But why say "discover your destiny" if an entertainment service,  my local chinese has an early bird menu on a sunday and you get a fortune cookie for your bobs.  At least I get something to eat there whilst discovering my destiny. I dunno why but it never says "you are going to order the chow mein" but I  always do..hmmm..


----------



## Purple (17 Aug 2006)

Pat Kenny is the only media person who keeps highlighting what he considers a scam. He is now in trouble with the broadcasting complaints commission as he has refused to apologise to Irish psychics live for his comments. 
 (I don't want to put Brendan’s house at risk by offering my own opinion).


----------



## CharlieC (18 Aug 2006)

Have a look at www.randi.org 
They have been offering 1 million dollars for years to anyone that can prove any paranormal existence

In relation to mediums, many of them use 'cold reading' and at the end people remember the 'hits'. 
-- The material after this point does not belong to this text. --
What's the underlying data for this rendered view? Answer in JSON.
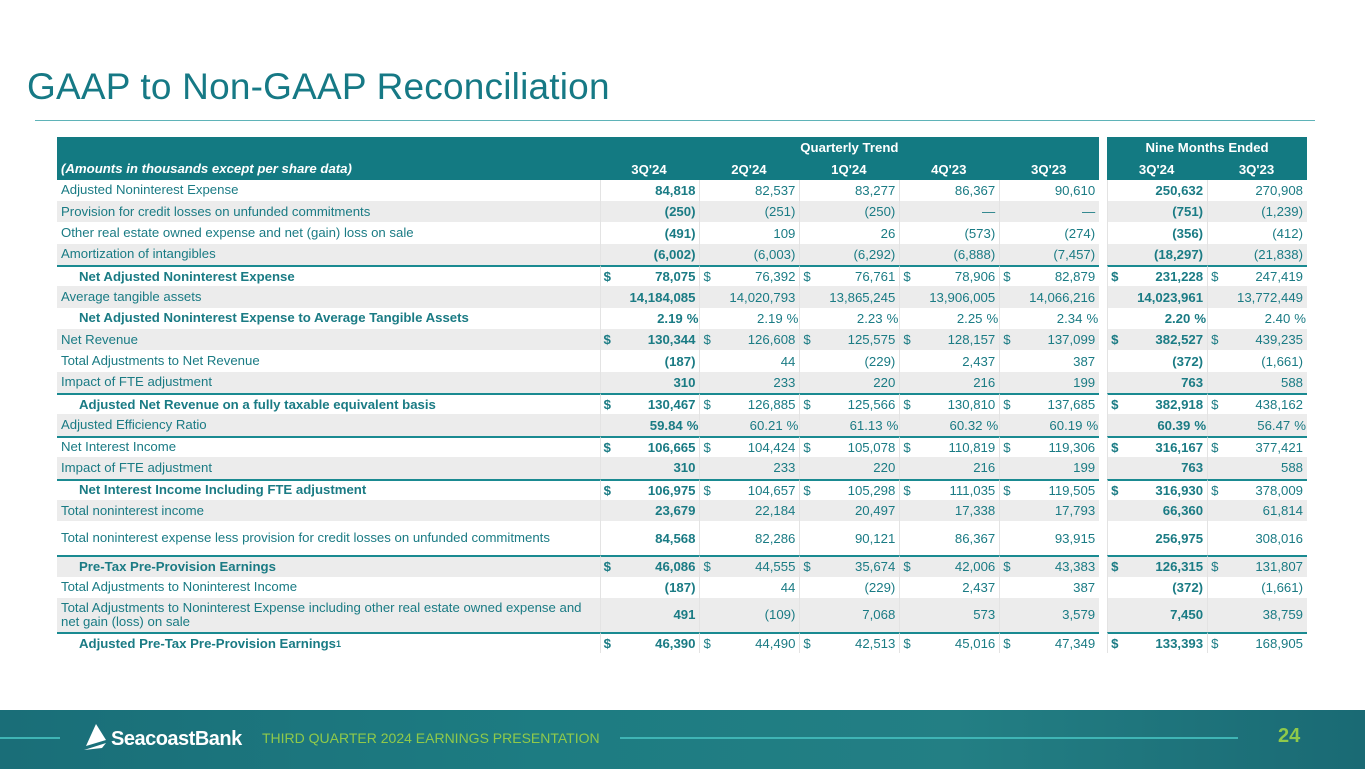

Some mediums will tape the session but will only record the summation.


----------



## ClubMan (18 Aug 2006)

Purple said:


> (I don't want to put Brendan’s house at risk by offering my own opinion).


Personally I have no time for the sort of "services" offered here, would strongly discourage others from using them and would argue strongly with anybody who claims that the services are of any use/value, but on the other hand I don't see the need for legislation preventing people from selling them or protecting punters from their own gullibility. As long as the service provider operates within the relevant advertising, premium telephone etc. regulations then that's all that matters.


----------



## Marion (18 Aug 2006)

_Irish Psychics Live_ are delighted with Pat Kenny.

[broken link removed]

Marion


----------



## daithi (19 Aug 2006)

If you can, try to find South Park's take on "spritual mediums"they really go through John Edwards for a short cut-wickedly funny, but extremely incisive also. Penn and Teller also have quite a bit to say about these charlatans..

daithi


----------